ICT availability is even impacting one of the world’s most repressive and formerly closed regimes, reports suggest.
“When Pyongyang’s latest long-range rocket disintegrated shortly after blast-off in mid-April, North Korea surprised observers with an unusual admission of failure, transmitted across the country on state television. In the past it has simply lied, telling the country that failed launches were successful,” the Financial Times reports:
Brian Myers, a North Korea expert at South Korea’s Dongseo university, said Pyongyang had realised it could no longer lie so easily. “The only way to explain the admission is North Koreans’ increased connectedness to outside sources,” he said.
Andrei Lankov, a professor of North Korean studies at Kookmin university in Seoul, said the state had to accept it could no longer monitor everyone, as it could in the days of only a few public phone boxes. “The authorities do their best to eavesdrop but they can hardly digest such a volume of traffic,” he said. …Lankov said it would be an exaggeration to say phones were already undermining state security but added that “the potential was there”.

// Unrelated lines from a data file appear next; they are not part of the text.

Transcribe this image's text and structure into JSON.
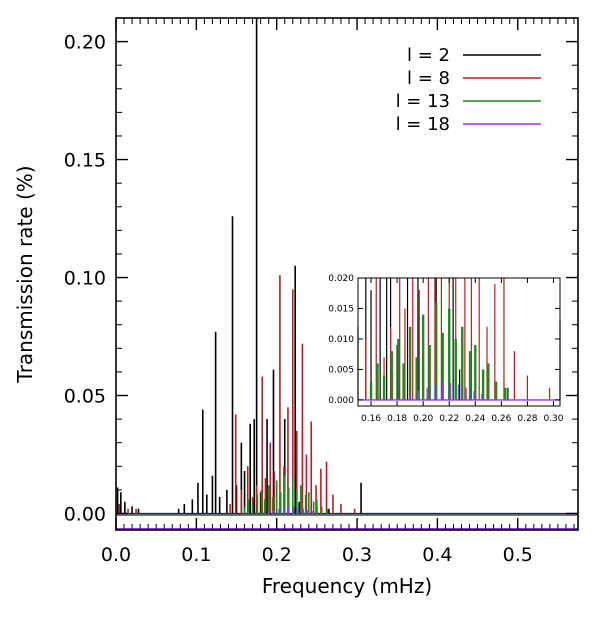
{
  "chart_data": {
    "type": "line",
    "subtype": "spike-spectrum",
    "xlabel": "Frequency (mHz)",
    "ylabel": "Transmission rate (%)",
    "xlim": [
      0.0,
      0.575
    ],
    "ylim": [
      -0.007,
      0.21
    ],
    "x_ticks": [
      {
        "value": 0.0,
        "label": "0.0"
      },
      {
        "value": 0.1,
        "label": "0.1"
      },
      {
        "value": 0.2,
        "label": "0.2"
      },
      {
        "value": 0.3,
        "label": "0.3"
      },
      {
        "value": 0.4,
        "label": "0.4"
      },
      {
        "value": 0.5,
        "label": "0.5"
      }
    ],
    "y_ticks": [
      {
        "value": 0.0,
        "label": "0.00"
      },
      {
        "value": 0.05,
        "label": "0.05"
      },
      {
        "value": 0.1,
        "label": "0.10"
      },
      {
        "value": 0.15,
        "label": "0.15"
      },
      {
        "value": 0.2,
        "label": "0.20"
      }
    ],
    "legend_position": "top-right",
    "series": [
      {
        "name": "l = 2",
        "color": "#000000",
        "peaks": [
          {
            "x": 0.002,
            "y": 0.011
          },
          {
            "x": 0.006,
            "y": 0.009
          },
          {
            "x": 0.011,
            "y": 0.005
          },
          {
            "x": 0.02,
            "y": 0.003
          },
          {
            "x": 0.028,
            "y": 0.002
          },
          {
            "x": 0.078,
            "y": 0.002
          },
          {
            "x": 0.085,
            "y": 0.004
          },
          {
            "x": 0.095,
            "y": 0.006
          },
          {
            "x": 0.102,
            "y": 0.013
          },
          {
            "x": 0.108,
            "y": 0.044
          },
          {
            "x": 0.113,
            "y": 0.008
          },
          {
            "x": 0.12,
            "y": 0.016
          },
          {
            "x": 0.124,
            "y": 0.077
          },
          {
            "x": 0.129,
            "y": 0.007
          },
          {
            "x": 0.138,
            "y": 0.01
          },
          {
            "x": 0.145,
            "y": 0.126
          },
          {
            "x": 0.15,
            "y": 0.012
          },
          {
            "x": 0.156,
            "y": 0.03
          },
          {
            "x": 0.16,
            "y": 0.018
          },
          {
            "x": 0.167,
            "y": 0.038
          },
          {
            "x": 0.172,
            "y": 0.04
          },
          {
            "x": 0.175,
            "y": 0.213
          },
          {
            "x": 0.18,
            "y": 0.009
          },
          {
            "x": 0.188,
            "y": 0.04
          },
          {
            "x": 0.196,
            "y": 0.061
          },
          {
            "x": 0.21,
            "y": 0.04
          },
          {
            "x": 0.223,
            "y": 0.105
          },
          {
            "x": 0.228,
            "y": 0.005
          },
          {
            "x": 0.25,
            "y": 0.003
          },
          {
            "x": 0.265,
            "y": 0.002
          },
          {
            "x": 0.305,
            "y": 0.013
          }
        ]
      },
      {
        "name": "l = 8",
        "color": "#b22222",
        "peaks": [
          {
            "x": 0.004,
            "y": 0.004
          },
          {
            "x": 0.015,
            "y": 0.002
          },
          {
            "x": 0.025,
            "y": 0.002
          },
          {
            "x": 0.142,
            "y": 0.004
          },
          {
            "x": 0.149,
            "y": 0.042
          },
          {
            "x": 0.156,
            "y": 0.01
          },
          {
            "x": 0.164,
            "y": 0.02
          },
          {
            "x": 0.17,
            "y": 0.007
          },
          {
            "x": 0.175,
            "y": 0.012
          },
          {
            "x": 0.182,
            "y": 0.058
          },
          {
            "x": 0.186,
            "y": 0.015
          },
          {
            "x": 0.192,
            "y": 0.03
          },
          {
            "x": 0.197,
            "y": 0.018
          },
          {
            "x": 0.204,
            "y": 0.101
          },
          {
            "x": 0.209,
            "y": 0.02
          },
          {
            "x": 0.214,
            "y": 0.045
          },
          {
            "x": 0.22,
            "y": 0.095
          },
          {
            "x": 0.225,
            "y": 0.035
          },
          {
            "x": 0.232,
            "y": 0.072
          },
          {
            "x": 0.237,
            "y": 0.025
          },
          {
            "x": 0.243,
            "y": 0.039
          },
          {
            "x": 0.249,
            "y": 0.012
          },
          {
            "x": 0.255,
            "y": 0.019
          },
          {
            "x": 0.262,
            "y": 0.022
          },
          {
            "x": 0.27,
            "y": 0.008
          },
          {
            "x": 0.28,
            "y": 0.004
          },
          {
            "x": 0.297,
            "y": 0.002
          }
        ]
      },
      {
        "name": "l = 13",
        "color": "#1f8b1f",
        "peaks": [
          {
            "x": 0.16,
            "y": 0.003
          },
          {
            "x": 0.165,
            "y": 0.006
          },
          {
            "x": 0.17,
            "y": 0.004
          },
          {
            "x": 0.176,
            "y": 0.008
          },
          {
            "x": 0.181,
            "y": 0.01
          },
          {
            "x": 0.185,
            "y": 0.006
          },
          {
            "x": 0.19,
            "y": 0.012
          },
          {
            "x": 0.195,
            "y": 0.007
          },
          {
            "x": 0.2,
            "y": 0.014
          },
          {
            "x": 0.205,
            "y": 0.009
          },
          {
            "x": 0.21,
            "y": 0.016
          },
          {
            "x": 0.215,
            "y": 0.011
          },
          {
            "x": 0.22,
            "y": 0.015
          },
          {
            "x": 0.225,
            "y": 0.01
          },
          {
            "x": 0.23,
            "y": 0.012
          },
          {
            "x": 0.236,
            "y": 0.008
          },
          {
            "x": 0.24,
            "y": 0.009
          },
          {
            "x": 0.246,
            "y": 0.005
          },
          {
            "x": 0.25,
            "y": 0.006
          },
          {
            "x": 0.256,
            "y": 0.003
          },
          {
            "x": 0.263,
            "y": 0.002
          }
        ]
      },
      {
        "name": "l = 18",
        "color": "#9b30ff",
        "peaks": [
          {
            "x": 0.19,
            "y": 0.001
          },
          {
            "x": 0.196,
            "y": 0.0015
          },
          {
            "x": 0.203,
            "y": 0.002
          },
          {
            "x": 0.209,
            "y": 0.0025
          },
          {
            "x": 0.215,
            "y": 0.003
          },
          {
            "x": 0.221,
            "y": 0.0028
          },
          {
            "x": 0.227,
            "y": 0.0025
          },
          {
            "x": 0.233,
            "y": 0.002
          },
          {
            "x": 0.239,
            "y": 0.0015
          },
          {
            "x": 0.245,
            "y": 0.001
          }
        ]
      }
    ],
    "inset": {
      "xlim": [
        0.15,
        0.305
      ],
      "ylim": [
        -0.001,
        0.02
      ],
      "x_ticks": [
        {
          "value": 0.16,
          "label": "0.16"
        },
        {
          "value": 0.18,
          "label": "0.18"
        },
        {
          "value": 0.2,
          "label": "0.20"
        },
        {
          "value": 0.22,
          "label": "0.22"
        },
        {
          "value": 0.24,
          "label": "0.24"
        },
        {
          "value": 0.26,
          "label": "0.26"
        },
        {
          "value": 0.28,
          "label": "0.28"
        },
        {
          "value": 0.3,
          "label": "0.30"
        }
      ],
      "y_ticks": [
        {
          "value": 0.0,
          "label": "0.000"
        },
        {
          "value": 0.005,
          "label": "0.005"
        },
        {
          "value": 0.01,
          "label": "0.010"
        },
        {
          "value": 0.015,
          "label": "0.015"
        },
        {
          "value": 0.02,
          "label": "0.020"
        }
      ]
    }
  }
}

North Korea will forsake “total control” and would shift to a model where “the government makes an example of a select group to try and force the rest of the country to stay in line, like the Chinese do,” says Scott Bruce, a director of the Nautilus Institute, a think-tank that researches the Stalinist state.
“Time is not on their side,” said Siegfried Hecker, a US expert on Pyongyang’s nuclear program. “Cell phones are going to get them in the end”.